江戸時代の文献としては『文化秘筆』や『続徳川実紀(文恭院殿御実紀)』に書かれています。『文化秘筆』は巷間のうわさばなしをまとめたものですが、『続徳川実紀(文恭院殿御実紀)』の幕府の公式記録です。そこで、『続徳川実紀(文恭院殿御実紀)』を私なりに現代文に書き改めて引用します。なお、『続徳川実紀(文恭院殿御実紀)』は国立国会図書館デジタルコレクションで読むことができます。
『続徳川実紀(文恭院殿御実紀)』の文化14年(1817)9月14日の項に浜松藩主井上正甫が棚倉藩に転封されたことが次のように書かれています。

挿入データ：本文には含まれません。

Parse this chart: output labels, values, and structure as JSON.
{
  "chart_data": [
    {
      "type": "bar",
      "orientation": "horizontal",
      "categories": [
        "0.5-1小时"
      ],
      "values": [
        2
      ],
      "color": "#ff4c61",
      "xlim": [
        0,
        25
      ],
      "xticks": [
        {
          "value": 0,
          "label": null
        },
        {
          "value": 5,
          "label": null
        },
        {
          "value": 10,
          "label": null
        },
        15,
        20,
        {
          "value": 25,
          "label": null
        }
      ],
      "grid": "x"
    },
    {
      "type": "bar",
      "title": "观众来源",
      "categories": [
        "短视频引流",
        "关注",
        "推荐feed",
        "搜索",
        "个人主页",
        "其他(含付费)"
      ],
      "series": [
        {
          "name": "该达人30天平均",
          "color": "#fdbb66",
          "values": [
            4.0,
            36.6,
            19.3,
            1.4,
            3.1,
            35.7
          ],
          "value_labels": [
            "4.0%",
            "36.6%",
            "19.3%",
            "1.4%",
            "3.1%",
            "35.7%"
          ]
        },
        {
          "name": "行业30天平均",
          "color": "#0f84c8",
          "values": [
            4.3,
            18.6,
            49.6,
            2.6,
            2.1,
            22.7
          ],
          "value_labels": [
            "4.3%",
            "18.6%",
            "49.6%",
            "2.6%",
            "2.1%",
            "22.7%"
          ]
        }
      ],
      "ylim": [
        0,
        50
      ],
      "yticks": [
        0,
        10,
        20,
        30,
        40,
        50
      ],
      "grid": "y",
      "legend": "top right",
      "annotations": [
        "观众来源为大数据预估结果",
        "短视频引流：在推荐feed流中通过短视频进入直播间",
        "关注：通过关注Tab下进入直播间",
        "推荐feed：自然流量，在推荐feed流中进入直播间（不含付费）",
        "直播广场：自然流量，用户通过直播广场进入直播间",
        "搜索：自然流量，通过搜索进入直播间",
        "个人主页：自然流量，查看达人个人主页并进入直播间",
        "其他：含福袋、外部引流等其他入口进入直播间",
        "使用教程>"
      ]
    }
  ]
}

「(9月)14日 陸奥国棚倉城小笠原主殿頭長昌は肥前国唐津城へ、肥前国唐津城主水野左近将監忠邦は遠江国浜松城へ、遠江国浜松城主井上河内守正甫は陸奥国棚倉城へ転封を命じられた。(そして注意書きとして)世に広まっている話では、今日の転封は、はじめ井上河内守正甫が奏者番をつとめしていた折、内藤大和守頼以の四谷別荘で酒盛りをして遊びましたが、殿様一人である農家に至って、たまたまそこに居合わせた農婦を可愛がったところ、農婦の夫が帰ってきて、非常に怒って井上正甫をなぐりつけた。そのとき、井上正甫の家来がやってきて、この様子をみて、甘い言葉で農夫をなだめ、たくさんの黄金を与えるなどして、ようやく内々にして事を済ませた。(中略)しかし、世間の評判はよくなてく、ある日、江戸城に登城した際に、大下馬先(*大手門前のこと)にて、ほかの大名家の下僕たちが声高に罵って、「密夫大名」と呼んで恥辱を与えた。またある日に四谷辺りを馬に乗って通行した際に、町人が葬送していたが、それを怒って馬で駈け抜けたので、町人たちは棺を捨て逃げさっていった。これらのこともまた世間の評判を落とした。そして、ついに奏者番を罷免されていたが、こうして、本日、痩地(やせた土地のこと)に移封されたという。)
新宿御苑で井上正甫の不祥事が起きたのが、文化13年(1816)の秋の事と言われています。そして、井上正甫は、文化13年12月23日に、奏者番を罷免されています。
そのうえで、『徳川実紀(文恭院殿御実紀)』に書かれているように、井上正甫は、文化14年(1817)9月14日に陸奥棚倉藩への転封を命じられました。その頃、棚倉藩への転封は懲罰的な処置とされていました。(『徳川実紀』でも「瘦地」と記しています。) 幕府は、井上正甫の行為を問題ありとして処罰したのだろうと思います。
幕府の正史である『徳川実紀』に記録されるほどですから、幕閣は井上正甫の不祥事を重大な事件とみなしていたと思います。
この浜松藩主井上正甫の転封により、棚倉藩主小笠原長昌は肥前国唐津藩に転封となり、唐津藩主水野忠邦が浜松藩主となる三方領知替えとなりました。
この時、唐津藩から浜松藩に転封となった水野忠邦は、のちに老中となって天保の改革を実行した水野忠邦その人です。水野忠邦は、かねて、江戸周辺への転封を願っていましたので、この転封命令を大喜びしたことと思います。